Чехов и Лика Мизинова
Шрифт:

– Умный человек, много интересного, хорошего пишет. Но как ты себя с ним ведешь, что он ерничает, будто издевается над тобой? Что это значит, например, «Лидии Стахиевне Тер-Мизиновой от ошеломленного автора»? Почему он дразнит тебя армянской породой? Так ты ему скажи, между прочим, что среди твоих давних знакомых сам Пушкин был! А это что за надпись такая, что он себе позволяет, в конце концов? «Лидии Стахиевне Тер-Мизиновой, живущей в доме Джанулова, от автора Тер-Чехианца на память об именинном пироге, который он не ел!» Это очень несерьезно и обидно! Как ты этого сама не понимаешь?

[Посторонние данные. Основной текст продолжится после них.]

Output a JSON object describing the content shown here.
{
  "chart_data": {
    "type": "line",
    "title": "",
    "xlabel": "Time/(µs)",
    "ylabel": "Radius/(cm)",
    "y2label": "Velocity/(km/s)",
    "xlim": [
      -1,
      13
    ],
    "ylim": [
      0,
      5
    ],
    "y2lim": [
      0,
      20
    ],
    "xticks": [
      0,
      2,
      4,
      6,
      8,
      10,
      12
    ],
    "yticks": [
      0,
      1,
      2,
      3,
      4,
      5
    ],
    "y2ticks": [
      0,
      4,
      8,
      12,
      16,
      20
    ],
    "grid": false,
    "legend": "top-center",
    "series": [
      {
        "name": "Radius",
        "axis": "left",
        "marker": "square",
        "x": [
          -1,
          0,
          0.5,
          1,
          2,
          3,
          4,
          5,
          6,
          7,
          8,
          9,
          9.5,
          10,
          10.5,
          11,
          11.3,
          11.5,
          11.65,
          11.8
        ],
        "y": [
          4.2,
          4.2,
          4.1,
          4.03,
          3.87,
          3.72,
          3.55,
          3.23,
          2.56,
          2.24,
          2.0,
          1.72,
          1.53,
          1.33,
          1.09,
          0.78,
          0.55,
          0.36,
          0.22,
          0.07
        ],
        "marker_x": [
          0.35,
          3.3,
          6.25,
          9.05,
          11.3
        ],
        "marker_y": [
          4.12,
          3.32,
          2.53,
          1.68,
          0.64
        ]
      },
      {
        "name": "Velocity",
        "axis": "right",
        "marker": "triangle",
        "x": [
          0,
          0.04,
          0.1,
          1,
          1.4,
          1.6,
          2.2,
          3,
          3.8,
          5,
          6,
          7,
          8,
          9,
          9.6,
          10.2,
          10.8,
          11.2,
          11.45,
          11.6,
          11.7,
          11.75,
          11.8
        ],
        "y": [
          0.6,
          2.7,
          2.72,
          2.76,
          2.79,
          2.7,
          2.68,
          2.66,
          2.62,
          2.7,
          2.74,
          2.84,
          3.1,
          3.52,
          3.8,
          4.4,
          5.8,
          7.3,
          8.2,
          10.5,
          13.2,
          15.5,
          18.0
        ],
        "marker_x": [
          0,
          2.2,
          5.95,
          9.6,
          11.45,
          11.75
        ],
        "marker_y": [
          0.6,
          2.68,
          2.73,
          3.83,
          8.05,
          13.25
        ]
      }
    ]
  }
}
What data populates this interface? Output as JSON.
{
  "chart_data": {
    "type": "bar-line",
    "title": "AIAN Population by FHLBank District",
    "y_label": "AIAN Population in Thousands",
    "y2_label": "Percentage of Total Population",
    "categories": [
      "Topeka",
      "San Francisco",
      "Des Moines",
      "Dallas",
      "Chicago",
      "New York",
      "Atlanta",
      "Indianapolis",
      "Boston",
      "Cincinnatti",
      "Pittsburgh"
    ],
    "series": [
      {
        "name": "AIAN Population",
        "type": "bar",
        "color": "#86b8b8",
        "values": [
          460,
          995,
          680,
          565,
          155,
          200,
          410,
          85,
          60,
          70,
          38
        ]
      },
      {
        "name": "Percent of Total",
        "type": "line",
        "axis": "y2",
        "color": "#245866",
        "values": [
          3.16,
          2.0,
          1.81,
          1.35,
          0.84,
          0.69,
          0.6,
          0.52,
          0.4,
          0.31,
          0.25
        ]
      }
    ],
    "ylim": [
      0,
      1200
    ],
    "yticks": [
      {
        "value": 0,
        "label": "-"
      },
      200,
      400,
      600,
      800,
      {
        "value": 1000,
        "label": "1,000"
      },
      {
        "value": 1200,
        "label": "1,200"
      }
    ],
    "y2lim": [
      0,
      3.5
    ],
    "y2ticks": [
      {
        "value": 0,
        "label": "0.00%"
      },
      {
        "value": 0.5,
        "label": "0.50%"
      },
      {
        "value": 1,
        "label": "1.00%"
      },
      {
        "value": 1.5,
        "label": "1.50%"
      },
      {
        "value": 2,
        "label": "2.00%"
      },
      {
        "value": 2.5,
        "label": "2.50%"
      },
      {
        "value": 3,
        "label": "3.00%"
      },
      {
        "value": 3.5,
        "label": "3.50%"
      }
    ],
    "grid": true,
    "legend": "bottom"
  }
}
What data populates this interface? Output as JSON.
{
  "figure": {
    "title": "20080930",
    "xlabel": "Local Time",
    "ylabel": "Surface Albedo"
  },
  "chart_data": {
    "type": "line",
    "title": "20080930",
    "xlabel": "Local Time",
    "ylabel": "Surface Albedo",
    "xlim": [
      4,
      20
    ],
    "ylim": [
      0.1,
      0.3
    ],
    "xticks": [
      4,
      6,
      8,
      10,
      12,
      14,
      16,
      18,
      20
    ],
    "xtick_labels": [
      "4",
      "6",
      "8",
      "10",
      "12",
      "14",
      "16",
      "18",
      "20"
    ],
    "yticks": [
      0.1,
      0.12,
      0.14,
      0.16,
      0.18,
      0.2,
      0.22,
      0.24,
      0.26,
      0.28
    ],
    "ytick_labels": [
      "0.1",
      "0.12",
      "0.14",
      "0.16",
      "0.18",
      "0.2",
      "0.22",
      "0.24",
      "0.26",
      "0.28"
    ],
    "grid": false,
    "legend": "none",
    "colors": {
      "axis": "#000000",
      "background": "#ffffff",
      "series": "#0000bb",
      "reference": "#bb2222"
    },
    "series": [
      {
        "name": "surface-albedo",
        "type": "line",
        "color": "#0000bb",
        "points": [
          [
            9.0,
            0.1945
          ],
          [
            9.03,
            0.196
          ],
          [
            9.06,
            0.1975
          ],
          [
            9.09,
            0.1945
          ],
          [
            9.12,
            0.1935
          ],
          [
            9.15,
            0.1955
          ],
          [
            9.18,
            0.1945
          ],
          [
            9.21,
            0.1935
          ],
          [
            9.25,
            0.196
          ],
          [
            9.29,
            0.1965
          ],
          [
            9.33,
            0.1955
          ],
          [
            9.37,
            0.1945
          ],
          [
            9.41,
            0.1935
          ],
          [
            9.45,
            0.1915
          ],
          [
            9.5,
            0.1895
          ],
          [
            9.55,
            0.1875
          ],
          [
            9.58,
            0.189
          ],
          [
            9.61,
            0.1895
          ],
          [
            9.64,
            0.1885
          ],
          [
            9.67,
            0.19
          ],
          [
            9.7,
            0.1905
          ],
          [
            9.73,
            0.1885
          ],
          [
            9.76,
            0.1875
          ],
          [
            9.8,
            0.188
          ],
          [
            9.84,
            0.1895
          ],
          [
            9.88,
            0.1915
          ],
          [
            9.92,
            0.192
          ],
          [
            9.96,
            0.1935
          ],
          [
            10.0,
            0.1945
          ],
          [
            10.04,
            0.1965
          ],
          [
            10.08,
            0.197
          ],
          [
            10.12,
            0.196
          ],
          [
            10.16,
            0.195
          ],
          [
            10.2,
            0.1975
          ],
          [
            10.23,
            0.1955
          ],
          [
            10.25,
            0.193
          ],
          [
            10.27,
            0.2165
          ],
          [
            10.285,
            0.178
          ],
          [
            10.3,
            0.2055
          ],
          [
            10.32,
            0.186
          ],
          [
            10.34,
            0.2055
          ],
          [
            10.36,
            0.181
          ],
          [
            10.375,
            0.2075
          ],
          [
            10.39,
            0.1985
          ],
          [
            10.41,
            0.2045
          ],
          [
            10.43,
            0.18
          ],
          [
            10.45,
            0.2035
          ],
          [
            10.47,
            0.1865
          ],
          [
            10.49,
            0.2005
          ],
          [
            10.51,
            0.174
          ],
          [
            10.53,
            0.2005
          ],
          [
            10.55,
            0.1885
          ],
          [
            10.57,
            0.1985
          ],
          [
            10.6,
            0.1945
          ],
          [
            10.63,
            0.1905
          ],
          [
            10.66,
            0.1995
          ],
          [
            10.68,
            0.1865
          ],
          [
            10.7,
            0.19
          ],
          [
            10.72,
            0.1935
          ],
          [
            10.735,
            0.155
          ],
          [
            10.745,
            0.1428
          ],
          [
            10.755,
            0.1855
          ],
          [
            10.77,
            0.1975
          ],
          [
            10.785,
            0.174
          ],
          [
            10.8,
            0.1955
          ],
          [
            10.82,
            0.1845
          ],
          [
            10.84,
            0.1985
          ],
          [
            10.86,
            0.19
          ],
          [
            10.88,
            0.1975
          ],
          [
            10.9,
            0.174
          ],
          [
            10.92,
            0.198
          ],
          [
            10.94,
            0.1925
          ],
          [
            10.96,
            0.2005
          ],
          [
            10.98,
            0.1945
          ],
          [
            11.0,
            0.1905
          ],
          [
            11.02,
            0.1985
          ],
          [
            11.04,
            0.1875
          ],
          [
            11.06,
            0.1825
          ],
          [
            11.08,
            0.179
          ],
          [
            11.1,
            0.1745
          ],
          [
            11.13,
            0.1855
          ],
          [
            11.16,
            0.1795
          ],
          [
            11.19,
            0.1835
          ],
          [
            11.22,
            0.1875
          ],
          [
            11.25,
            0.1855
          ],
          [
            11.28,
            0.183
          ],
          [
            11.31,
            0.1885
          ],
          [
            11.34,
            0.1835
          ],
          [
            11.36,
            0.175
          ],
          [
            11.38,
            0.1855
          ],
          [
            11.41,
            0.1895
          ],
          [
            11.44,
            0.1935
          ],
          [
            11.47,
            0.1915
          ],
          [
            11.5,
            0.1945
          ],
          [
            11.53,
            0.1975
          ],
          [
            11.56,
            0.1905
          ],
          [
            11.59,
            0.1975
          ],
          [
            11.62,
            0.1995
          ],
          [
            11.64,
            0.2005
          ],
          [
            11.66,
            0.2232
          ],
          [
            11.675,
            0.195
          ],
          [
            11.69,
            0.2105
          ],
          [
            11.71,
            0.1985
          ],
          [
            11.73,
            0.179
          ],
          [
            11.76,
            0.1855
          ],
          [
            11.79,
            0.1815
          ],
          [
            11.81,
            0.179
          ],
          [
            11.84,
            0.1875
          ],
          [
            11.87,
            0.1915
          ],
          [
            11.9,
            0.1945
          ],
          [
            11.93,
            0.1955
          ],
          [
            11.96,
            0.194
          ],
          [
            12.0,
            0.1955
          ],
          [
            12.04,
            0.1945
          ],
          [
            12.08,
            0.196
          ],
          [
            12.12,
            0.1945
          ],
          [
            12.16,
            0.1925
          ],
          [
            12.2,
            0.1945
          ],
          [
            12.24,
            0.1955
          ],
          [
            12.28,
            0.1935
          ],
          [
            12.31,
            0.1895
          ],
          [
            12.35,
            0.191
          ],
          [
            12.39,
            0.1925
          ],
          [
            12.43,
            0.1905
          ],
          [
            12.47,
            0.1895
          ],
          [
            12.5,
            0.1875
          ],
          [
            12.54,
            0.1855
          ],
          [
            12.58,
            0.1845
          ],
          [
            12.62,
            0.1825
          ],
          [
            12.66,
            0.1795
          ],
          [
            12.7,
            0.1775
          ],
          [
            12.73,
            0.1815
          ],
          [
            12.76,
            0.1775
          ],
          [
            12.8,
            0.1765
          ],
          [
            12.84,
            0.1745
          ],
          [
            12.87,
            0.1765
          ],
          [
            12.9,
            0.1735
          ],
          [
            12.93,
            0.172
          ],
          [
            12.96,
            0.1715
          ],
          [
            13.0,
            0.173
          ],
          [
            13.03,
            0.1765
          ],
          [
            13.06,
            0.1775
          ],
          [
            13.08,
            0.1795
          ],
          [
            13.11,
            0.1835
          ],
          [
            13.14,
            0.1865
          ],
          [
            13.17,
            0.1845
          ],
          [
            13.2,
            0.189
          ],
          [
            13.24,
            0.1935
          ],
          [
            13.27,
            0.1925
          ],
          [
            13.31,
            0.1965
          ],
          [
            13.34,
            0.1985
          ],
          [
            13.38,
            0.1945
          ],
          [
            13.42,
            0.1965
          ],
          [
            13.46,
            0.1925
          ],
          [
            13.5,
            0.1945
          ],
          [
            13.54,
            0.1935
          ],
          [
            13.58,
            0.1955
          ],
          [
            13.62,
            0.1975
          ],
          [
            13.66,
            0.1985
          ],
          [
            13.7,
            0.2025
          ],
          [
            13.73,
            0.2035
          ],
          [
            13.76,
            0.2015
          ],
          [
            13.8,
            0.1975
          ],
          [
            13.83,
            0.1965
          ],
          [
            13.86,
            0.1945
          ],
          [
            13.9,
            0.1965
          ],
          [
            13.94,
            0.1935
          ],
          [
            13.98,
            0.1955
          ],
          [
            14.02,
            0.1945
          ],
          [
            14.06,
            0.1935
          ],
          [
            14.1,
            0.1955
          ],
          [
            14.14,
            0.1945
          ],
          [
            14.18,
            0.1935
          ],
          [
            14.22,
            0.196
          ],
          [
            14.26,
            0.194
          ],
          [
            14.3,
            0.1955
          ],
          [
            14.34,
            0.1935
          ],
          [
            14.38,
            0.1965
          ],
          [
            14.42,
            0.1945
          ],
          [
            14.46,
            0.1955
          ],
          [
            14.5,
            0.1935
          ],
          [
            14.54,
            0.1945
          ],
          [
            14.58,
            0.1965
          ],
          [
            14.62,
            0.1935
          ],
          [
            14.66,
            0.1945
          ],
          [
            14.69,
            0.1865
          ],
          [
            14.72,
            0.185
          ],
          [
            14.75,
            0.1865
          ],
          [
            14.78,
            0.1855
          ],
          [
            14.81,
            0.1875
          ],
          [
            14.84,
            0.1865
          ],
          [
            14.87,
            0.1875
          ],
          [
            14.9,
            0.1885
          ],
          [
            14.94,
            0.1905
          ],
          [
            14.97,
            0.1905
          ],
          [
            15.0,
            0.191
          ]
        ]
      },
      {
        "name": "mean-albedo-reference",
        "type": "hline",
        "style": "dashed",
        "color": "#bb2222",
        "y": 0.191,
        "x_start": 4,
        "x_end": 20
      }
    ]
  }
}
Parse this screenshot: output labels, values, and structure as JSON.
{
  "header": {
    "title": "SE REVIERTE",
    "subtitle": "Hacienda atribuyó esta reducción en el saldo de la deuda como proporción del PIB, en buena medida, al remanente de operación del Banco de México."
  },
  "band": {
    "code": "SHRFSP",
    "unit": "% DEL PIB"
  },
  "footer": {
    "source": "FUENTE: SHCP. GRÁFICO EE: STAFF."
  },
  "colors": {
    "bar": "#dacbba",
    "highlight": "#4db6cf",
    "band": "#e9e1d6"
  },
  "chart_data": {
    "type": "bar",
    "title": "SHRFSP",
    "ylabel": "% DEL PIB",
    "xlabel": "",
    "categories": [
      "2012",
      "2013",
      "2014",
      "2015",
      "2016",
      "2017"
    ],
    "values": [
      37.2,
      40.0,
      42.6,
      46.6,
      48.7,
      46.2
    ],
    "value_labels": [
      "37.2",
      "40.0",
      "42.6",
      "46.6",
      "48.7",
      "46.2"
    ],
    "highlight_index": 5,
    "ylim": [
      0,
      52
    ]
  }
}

Бабушка ворчала, но внимательно и долго рассматривала подаренные Чеховым книги, потом смягчалась. Быть может, чувствовала, что душа ее любимой Лидуши ищет пристанища доброжелательного, понимающего. Ищет самостоятельности.

* * *

В доме на Садово-Кудринской со смешным названием «Комод» Чеховы устроились после того, как с 1876 по 1879 год сменили двенадцать квартир. «Лика, ах Ликуся, хоть Корнеев – собака, домовладелец, заставил занимать деньги, не хватало их (дал Лейкин), но я счастлив, что ваша подруга Ма-па – моя сестрица и старики здесь обосновались. Жили ведь на Якиманке, в помещении над буфетчиком,

который сдавал зал под поминки или свадьбы. В обед – поминки, ночью – свадьбы. Жениху такая музыка была приятна, мне же, немощному, мешала спать». Наедине Антон Павлович говорил с ней серьезно, как-то по-особенному глядя ей в глаза. Он не считал ее растяпой, растерехой, лентяйкой. Он и все в доме-комоде восхищались ею. Чехову было 26 лет, и дом тогда был полон молодежи. Даша Мусина-Пушкина, Варя Эберле, Дуня Эфрос, музыканты, литераторы. Все пели, играли, читали стихи. Михаил Чехов, студент-второкурсник, отжаривал попурри из разных опереток с таким ожесточением, на которое был способен только юноша сангвинического темперамента. А она пела. Все говорили, что у Лики сочное красивое сопрано и что ей надо идти на сцену. А Чехов бросал работу внизу в своем простеньком кабинете с двумя окнами во двор, с кафельной печью, оливковыми обоями, столом и книжными полками, поднимался в гостиную, где главным было пианино и лиловые ламбрекены на окнах с тюлем и фикусы. И начинал дурачиться, со всеми шутить. Он говорил, что положительно не может жить без гостей; когда он один, ему становится страшно, точно он среди великого океана солистом плывет на утлой ладье. Это было время взлета его славы. В марте его заметил Григорович, в феврале Алексей Суворин, издатель право-левой, невозможно популярной газеты «Новое время», предложил регулярный «субботник». Чехов не без удовольствия шутил, будто в Петербурге он самый модный писатель, – это видно из газет и журналов, где вовсю треплют его имя и превозносят его паче заслуг. И действительно, рассказы его раскупались, читались публично, а знакомства сыпались как из рога изобилия. Свет этой молодой славы падал на весь дом и на всех, кому посчастливилось в нем бывать. А Антон шутил: «Мне, Ликуся, теперь будут платить не по семь копеек, а по двенадцать, и я дам Маmа десять целковых, и она поскачет в театр за билетами». «А у меня зато есть имение в Тверской губернии», – говорила она ему в ответ. Ей было так хорошо в этой «Малой Чехии», как называл дом поэт Плещеев. Неожиданно легко вспомнились плещеевские стихи, которые не вспоминались почти сорок лет:

«Отрадно будет мне мечтою перенестись сюда порою, перенестись к семье радушной, где теплый дружеский привет нежданно встретил я, где нет и светской чопорности скучной, и карт, и пошлой болтовни, с пустою жизнью неразлучной, но где в трудах проходят дни».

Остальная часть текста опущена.